Are SCC’s dangerous?
Most squamous cell carcinomas are curable if caught early and cause minimal damage. However, the larger and deeper a tumour grows, the more dangerous and potentially disfiguring it may become and the more extensive the treatment must be. SCCs can be classified according to their pathological grades. The most common form is SCC-in-situ, Bowen’s Disease or Intraepidermal Carcinoma (IEC). These are SCCs on the very surface of the skin, which have not yet developed the potential to invade or spread. Invasive SCCs are divided into three grades: well-differentiated, moderately-differentiated and poorly-differentiated in the order of least aggressive to the most aggressive. Poorly-differentiated SCC’s are known to proliferate, metastasise and can be highly recurrent. If left untreated, SCCs may spread (metastasise) to local lymph nodes, distant tissues and organs and become life-threatening. Treatment of metastatic SCC often includes extensive surgery, radiotherapy and chemotherapy.
What is SCCs caused by?
Cumulative, long-term exposure to ultraviolet (UV) radiation from the sun over your lifetime causes most SCCs.

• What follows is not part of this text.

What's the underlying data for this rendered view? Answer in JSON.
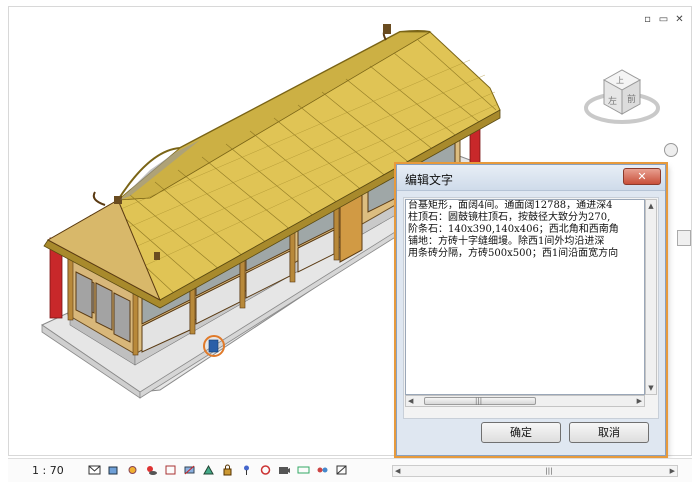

Daily year-round sun exposure, intense exposure in the summer or on sunny vacations and the UV produced by indoor tanning devices all add to the damage that can lead to SCC. In addition, experts believe that indoor tanning is contributing to an increase in cases among young women, who tend to use tanning beds more than others do.
How are SCC s diagnosed?
SCCs are diagnosed with a biopsy (a tissue sample from the lesion), which is examined under a microscope by a pathologist. Often, the subtype/grade of the SCC can be determined with the biopsy sample.
What are the treatments available for SCCs?
Fortunately, there are several effective ways to eradicate squamous cell carcinoma. Treatment recommendation is based on the tumour’s type, size, location and depth of penetration, and the patient’s age and general health. IECs can generally be treated with topical treatment or minor surgery. However, invasive SCCs often require surgery, with or without adjuvant radiotherapy.
Talk to your doctor about your best options for treatment.